The magnetic force provides the necessary centripetal force:
$F_m = F_c$
$qvB = \frac{mv^2}{r}$
From this,the angular velocity $\omega$ is given by:
$\omega = \frac{v}{r} = \frac{qB}{m}$
Since the frequency $f$ is related to angular velocity by $\omega = 2\pi f$,we have:
$f = \frac{\omega}{2\pi} = \frac{qB}{2\pi m}$
For an electron,the charge $q = e$,so the frequency is:
$f = \frac{eB}{2\pi m}$

(A) $\alpha -$ particles are doubly ionized helium nuclei $(He^{2+})$. They carry a positive charge and are deflected towards negatively charged plates in an electric field.
$\beta -$ particles are high-speed electrons $(e^-)$,which carry a negative charge.
$\gamma -$ rays are high-energy electromagnetic waves and are electrically neutral.
$X-$ rays are also electromagnetic waves and are electrically neutral.
Therefore,the ray containing positively charged particles is the $\alpha -$ ray.

(B) The formula for radioactive decay is given by $M = M_{0} \left(\frac{1}{2}\right)^{n}$,where $n = \frac{t}{T_{1/2}}$ is the number of half-lives.
Given: $M = 1 \; g$,$M_{0} = 256 \; g$,and $T_{1/2} = 12.5 \; h$.
Substituting the values: $1 = 256 \left(\frac{1}{2}\right)^{n}$.
This simplifies to $\frac{1}{256} = \left(\frac{1}{2}\right)^{n}$.
Since $256 = 2^{8}$,we have $\left(\frac{1}{2}\right)^{8} = \left(\frac{1}{2}\right)^{n}$.
Therefore,$n = 8$.
Using $n = \frac{t}{T_{1/2}}$,we get $t = n \times T_{1/2} = 8 \times 12.5 \; h = 100 \; h$.

(B) The dipole moment of the dipole is $\vec{p}$ and the uniform electric field is $\vec{E}$.
When an electric dipole is placed in a uniform electric field,each charge $q$ experiences a force $\vec{F} = q\vec{E}$ and $\vec{F} = -q\vec{E}$.
These two equal and opposite forces form a couple,which exerts a torque on the dipole.
The magnitude of the torque is given by the product of the magnitude of one of the forces and the perpendicular distance between them.
$\tau = F \times (d \sin \theta) = (qE) \times (a \sin \theta) = (qa) E \sin \theta$.
Since the dipole moment $p = qa$,we have $\tau = pE \sin \theta$.
In vector form,this is expressed as $\vec{\tau} = \vec{p} \times \vec{E}$.

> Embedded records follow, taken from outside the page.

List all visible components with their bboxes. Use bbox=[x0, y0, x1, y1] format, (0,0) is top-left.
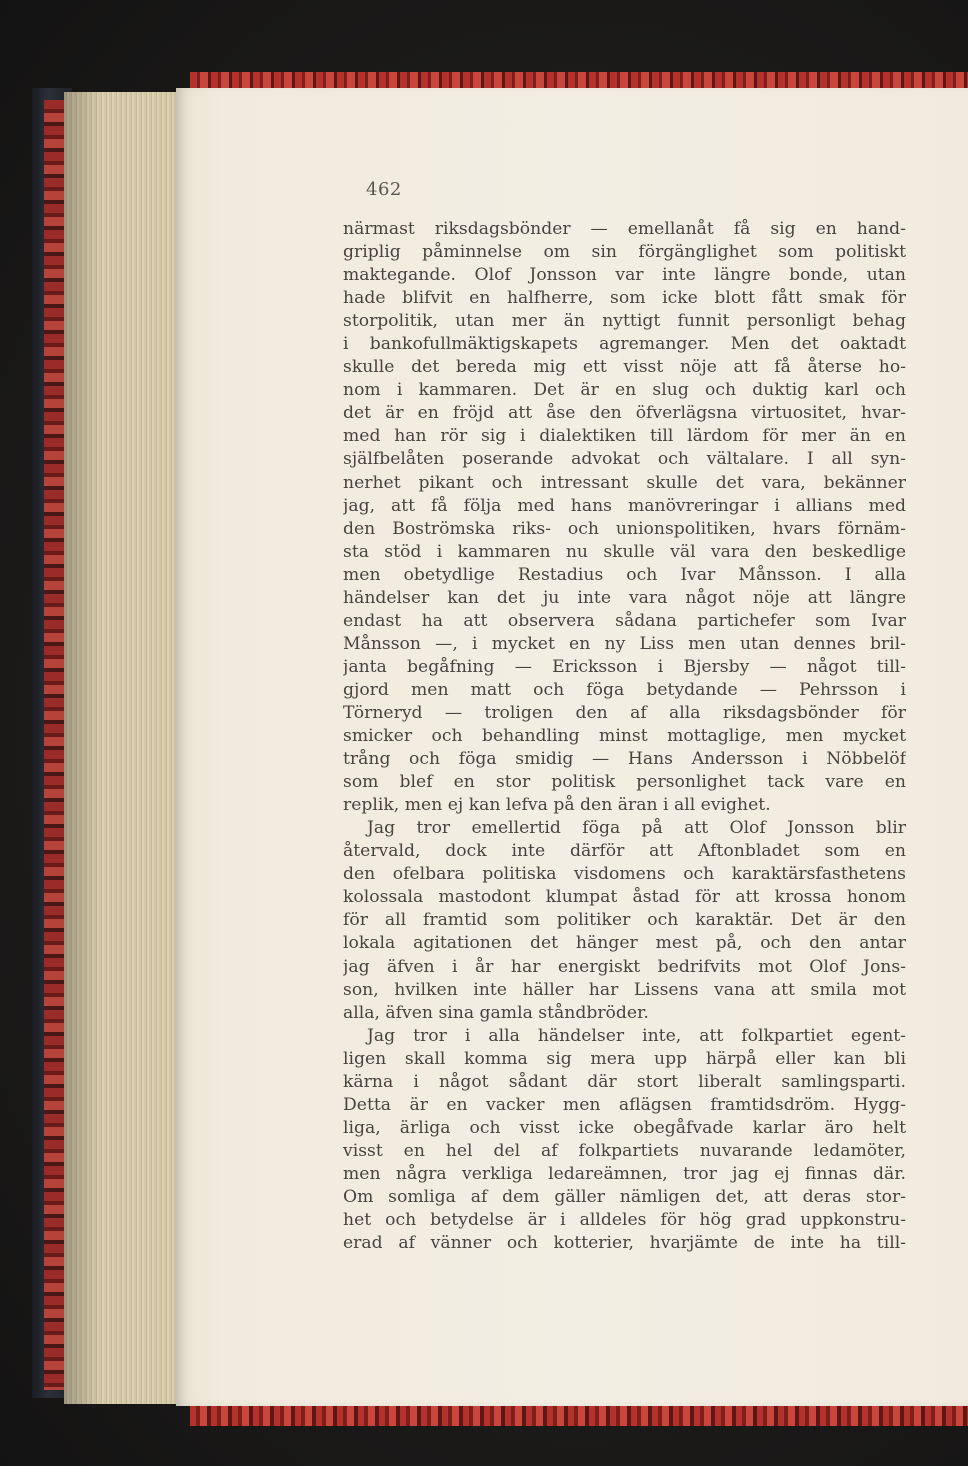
page-stack-shadow bbox=[64, 92, 190, 1404]
text-line: ligen skall komma sig mera upp härpå eller kan bli bbox=[343, 1048, 906, 1069]
text-line: replik, men ej kan lefva på den äran i all evighet. bbox=[343, 795, 771, 816]
text-line: alla, äfven sina gamla ståndbröder. bbox=[343, 1002, 649, 1023]
text-line: jag, att få följa med hans manövreringar i allians med bbox=[343, 495, 906, 516]
text-line: erad af vänner och kotterier, hvarjämte de inte ha till- bbox=[343, 1233, 906, 1254]
text-line: nom i kammaren. Det är en slug och duktig karl och bbox=[343, 380, 906, 401]
text-line: med han rör sig i dialektiken till lärdom för mer än en bbox=[343, 426, 906, 447]
text-line: det är en fröjd att åse den öfverlägsna virtuositet, hvar- bbox=[343, 403, 906, 424]
text-line: griplig påminnelse om sin förgänglighet som politiskt bbox=[343, 242, 906, 263]
text-line: i bankofullmäktigskapets agremanger. Men det oaktadt bbox=[343, 334, 906, 355]
text-line: för all framtid som politiker och karaktär. Det är den bbox=[343, 910, 906, 931]
text-line: kärna i något sådant där stort liberalt samlingsparti. bbox=[343, 1071, 906, 1092]
text-line: den Boströmska riks- och unionspolitiken, hvars förnäm- bbox=[343, 518, 906, 539]
text-line: Jag tror i alla händelser inte, att folkpartiet egent- bbox=[367, 1025, 906, 1046]
text-line: Om somliga af dem gäller nämligen det, att deras stor- bbox=[343, 1186, 906, 1207]
page-number: 462 bbox=[366, 179, 402, 200]
text-line: endast ha att observera sådana partichefer som Ivar bbox=[343, 610, 906, 631]
text-line: storpolitik, utan mer än nyttigt funnit personligt behag bbox=[343, 311, 906, 332]
text-line: liga, ärliga och visst icke obegåfvade karlar äro helt bbox=[343, 1117, 906, 1138]
text-line: skulle det bereda mig ett visst nöje att få återse ho- bbox=[343, 357, 906, 378]
text-line: hade blifvit en halfherre, som icke blott fått smak för bbox=[343, 288, 906, 309]
text-line: gjord men matt och föga betydande — Pehrsson i bbox=[343, 679, 906, 700]
text-line: maktegande. Olof Jonsson var inte längre bonde, utan bbox=[343, 265, 906, 286]
text-line: janta begåfning — Ericksson i Bjersby — något till- bbox=[343, 656, 906, 677]
text-line: visst en hel del af folkpartiets nuvarande ledamöter, bbox=[343, 1140, 906, 1161]
text-line: återvald, dock inte därför att Aftonbladet som en bbox=[343, 841, 906, 862]
text-line: Jag tror emellertid föga på att Olof Jonsson blir bbox=[367, 818, 906, 839]
text-line: kolossala mastodont klumpat åstad för att krossa honom bbox=[343, 887, 906, 908]
text-line: trång och föga smidig — Hans Andersson i Nöbbelöf bbox=[343, 749, 906, 770]
text-line: smicker och behandling minst mottaglige, men mycket bbox=[343, 726, 906, 747]
text-line: själfbelåten poserande advokat och vältalare. I all syn- bbox=[343, 449, 906, 470]
text-line: Detta är en vacker men aflägsen framtidsdröm. Hygg- bbox=[343, 1094, 906, 1115]
text-line: son, hvilken inte häller har Lissens vana att smila mot bbox=[343, 979, 906, 1000]
text-line: den ofelbara politiska visdomens och karaktärsfasthetens bbox=[343, 864, 906, 885]
text-line: Törneryd — troligen den af alla riksdagsbönder för bbox=[343, 702, 906, 723]
text-line: närmast riksdagsbönder — emellanåt få sig en hand- bbox=[343, 219, 906, 239]
text-line: lokala agitationen det hänger mest på, och den antar bbox=[343, 933, 906, 954]
text-line: Månsson —, i mycket en ny Liss men utan dennes bril- bbox=[343, 633, 906, 654]
text-line: som blef en stor politisk personlighet tack vare en bbox=[343, 772, 906, 793]
text-line: het och betydelse är i alldeles för hög grad uppkonstru- bbox=[343, 1210, 906, 1231]
text-line: händelser kan det ju inte vara något nöje att längre bbox=[343, 587, 906, 608]
text-line: nerhet pikant och intressant skulle det vara, bekänner bbox=[343, 472, 906, 493]
text-line: sta stöd i kammaren nu skulle väl vara den beskedlige bbox=[343, 541, 906, 562]
text-line: jag äfven i år har energiskt bedrifvits mot Olof Jons- bbox=[343, 956, 906, 977]
page-text bbox=[343, 218, 906, 1255]
text-line: men obetydlige Restadius och Ivar Månsson. I alla bbox=[343, 564, 906, 585]
text-line: men några verkliga ledareämnen, tror jag ej finnas där. bbox=[343, 1163, 906, 1184]
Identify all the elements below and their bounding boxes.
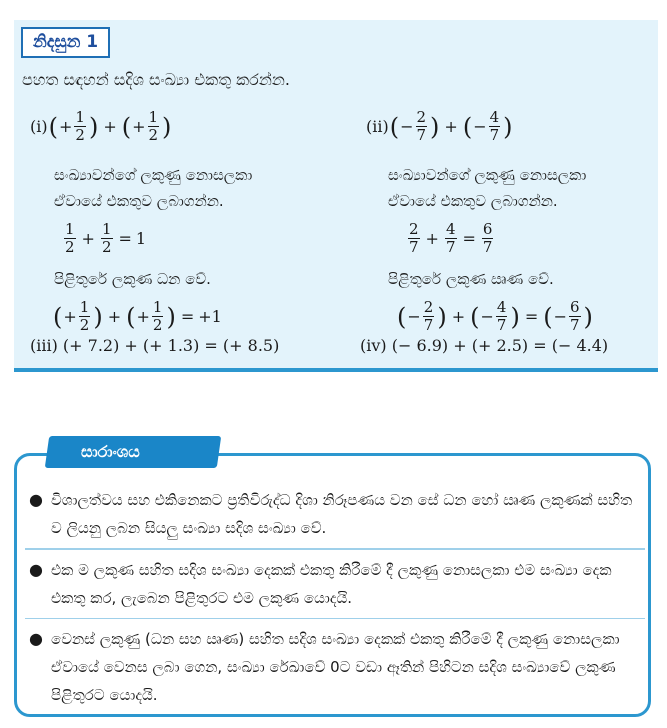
fraction: $\frac{6}{7}$ [570, 298, 580, 334]
example-box [14, 20, 658, 372]
summary-list [25, 486, 645, 715]
fraction: $\frac{2}{7}$ [416, 108, 427, 144]
part-i-label: (i) [30, 117, 48, 136]
part-i-ignore-line1: සංඛ්‍යාවන්ගේ ලකුණු නොසලකා [54, 166, 253, 184]
paren: ) [88, 112, 99, 141]
divider [25, 618, 645, 620]
part-ii-sum: $\frac{2}{7}$ + $\frac{4}{7}$ = $\frac{6}{7}$ [409, 220, 493, 256]
part-i-result-text: පිළිතුරේ ලකුණ ධන වේ. [54, 270, 211, 288]
part-i-problem: (i) ( + $\frac{1}{2}$ ) + ( + $\frac{1}{2}$ ) [30, 108, 172, 144]
summary-box [14, 442, 651, 717]
fraction: $\frac{2}{7}$ [423, 298, 434, 334]
example-title: නිදසුන 1 [21, 27, 110, 58]
part-ii-ignore-line1: සංඛ්‍යාවන්ගේ ලකුණු නොසලකා [388, 166, 587, 184]
part-iii: (iii) (+ 7.2) + (+ 1.3) = (+ 8.5) [30, 336, 280, 355]
part-i-sum: $\frac{1}{2}$ + $\frac{1}{2}$ = 1 [65, 220, 147, 256]
part-i-ignore-line2: ඒවායේ එකතුව ලබාගන්න. [54, 192, 224, 210]
part-ii-label: (ii) [366, 117, 389, 136]
fraction: $\frac{1}{2}$ [65, 220, 75, 256]
summary-bullet: ● වෙනස් ලකුණු (ධන සහ ඍණ) සහිත සදිශ සංඛ්‍යා දෙකක් එකතු කිරීමේ දී ලකුණු නොසලකා ඒවායේ වෙනස ලබා ගෙන, සංඛ්‍යා රේඛාවේ 0ට වඩා ඈතින් පිහිටන සදිශ සංඛ්‍යාවේ ලකුණ පිළිතුරට යොදයි. [25, 625, 645, 709]
part-ii-result-text: පිළිතුරේ ලකුණ ඍණ වේ. [388, 270, 554, 288]
fraction: $\frac{1}{2}$ [101, 220, 112, 256]
summary-title: සාරාංශය [81, 442, 140, 461]
part-ii-problem: (ii) ( − $\frac{2}{7}$ ) + ( − $\frac{4}{7}$ ) [366, 108, 513, 144]
divider [25, 548, 645, 550]
fraction: $\frac{4}{7}$ [445, 220, 456, 256]
bullet-dot-icon: ● [29, 629, 43, 648]
fraction: $\frac{4}{7}$ [496, 298, 507, 334]
part-i-answer: ( + $\frac{1}{2}$ ) + ( + $\frac{1}{2}$ ) = +1 [53, 298, 222, 334]
paren: ( [121, 112, 132, 141]
fraction: $\frac{1}{2}$ [79, 298, 90, 334]
bullet-dot-icon: ● [29, 490, 43, 509]
fraction: $\frac{4}{7}$ [489, 108, 500, 144]
part-ii-ignore-line2: ඒවායේ එකතුව ලබාගන්න. [388, 192, 558, 210]
fraction: $\frac{1}{2}$ [148, 108, 159, 144]
example-intro: පහත සඳහන් සදිශ සංඛ්‍යා එකතු කරන්න. [22, 70, 290, 89]
part-i-answer-value: +1 [198, 307, 222, 326]
part-ii-answer: ( − $\frac{2}{7}$ ) + ( − $\frac{4}{7}$ ) = ( − $\frac{6}{7}$ ) [397, 298, 593, 334]
fraction: $\frac{6}{7}$ [482, 220, 493, 256]
fraction: $\frac{1}{2}$ [75, 108, 85, 144]
summary-bullet: ● එක ම ලකුණ සහිත සදිශ සංඛ්‍යා දෙකක් එකතු කිරීමේ දී ලකුණු නොසලකා එම සංඛ්‍යා දෙක එකතු කර, ලැබෙන පිළිතුරට එම ලකුණ යොදයි. [25, 556, 645, 612]
fraction: $\frac{1}{2}$ [152, 298, 163, 334]
fraction: $\frac{2}{7}$ [409, 220, 419, 256]
summary-bullet: ● විශාලත්වය සහ එකිනෙකට ප්‍රතිවිරුද්ධ දිශා නිරූපණය වන සේ ධන හෝ ඍණ ලකුණක් සහිත ව ලියනු ලබන සියලු සංඛ්‍යා සදිශ සංඛ්‍යා වේ. [25, 486, 645, 542]
part-iv: (iv) (− 6.9) + (+ 2.5) = (− 4.4) [360, 336, 609, 355]
paren: ) [162, 112, 172, 141]
bullet-dot-icon: ● [29, 559, 43, 579]
summary-title-tab [45, 436, 221, 468]
paren: ( [48, 112, 58, 141]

(C) Given: Self-inductance $L = 2 \, mH$ and current $i = t^2 e^{-t}$.
The induced $emf$ $(E)$ in an inductor is given by the formula $E = -L \frac{di}{dt}$.
First,calculate the derivative of current with respect to time:
$\frac{di}{dt} = \frac{d}{dt} (t^2 e^{-t}) = (2t) e^{-t} + t^2 (-e^{-t}) = e^{-t} (2t - t^2)$.
Now,substitute this into the $emf$ equation:
$E = -L [e^{-t} (2t - t^2)]$.
For the $emf$ to be zero $(E = 0)$,the term inside the bracket must be zero:
$e^{-t} (2t - t^2) = 0$.
Since $e^{-t}$ is never zero for finite $t$,we have:
$2t - t^2 = 0$
$t(2 - t) = 0$.
This gives $t = 0 \, s$ or $t = 2 \, s$. Excluding the initial state at $t = 0$,the $emf$ is zero at $t = 2 \, s$.

(A) The energy density $u$ (energy per unit volume) of a capacitor is given by the formula $u = \frac{1}{2} \varepsilon_{0} E^{2}$.
Since the electric field $E$ between the plates of a capacitor is related to the potential difference $V$ and separation $d$ by $E = \frac{V}{d}$,
Substituting this into the energy density formula,we get $u = \frac{1}{2} \varepsilon_{0} (\frac{V}{d})^{2} = \frac{1}{2} \varepsilon_{0} \frac{V^{2}}{d^{2}}$.